Following a preliminary injunction hearing, the U.S. District Court for the District of Wyoming issued a temporary order, on June 24, 2015, delaying the effective date of BLM’s regulation governing hydraulic fracturing on Federal and Indian lands. The regulation was originally set to take effect on this same day. This temporary order will remain in effect until the court makes a final ruling in this litigation.
On May 15, 2015, the Independent Petroleum Association of America and the Western Energy Alliance filed a motion for a preliminary injunction challenging various provisions of the rule that both groups deemed “arbitrary” and lacking of “rational justification.”
Subsequently, the states of Wyoming and Colorado joined the suit and filed a preliminary injunction motion on May 29, 2015, arguing that only states are authorized to regulate hydraulic fracturing in accordance with the Safe Drinking Water Act and the 2005 Energy Policy Act. The states argue that such regulation will harm their sovereignty interest by interfering with existing state regulations.
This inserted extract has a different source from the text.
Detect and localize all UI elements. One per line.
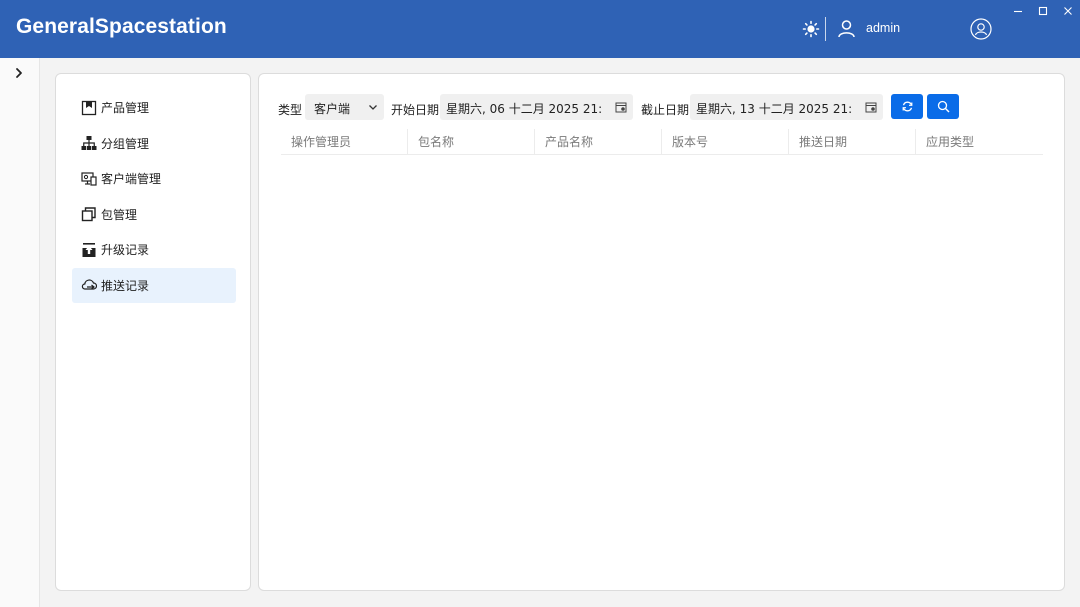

BLM’s response to the states’ arguments was presented in their brief submitted on June 12, 2015.
On June 22, 2015, the Southern Ute Indian Tribe – which already has filed suit against BLM in U.S. District Court for the District of Colorado at docket no. 1:15-cv-01303-JLK – filed a motion to intervene in the lawsuit against BLM, alongside the states of Wyoming, Colorado and North Dakota, and the two industry groups.
The case remains pending in the U.S. District Court for the District of Wyoming, at docket no. 2:15-cv-00041-SWS.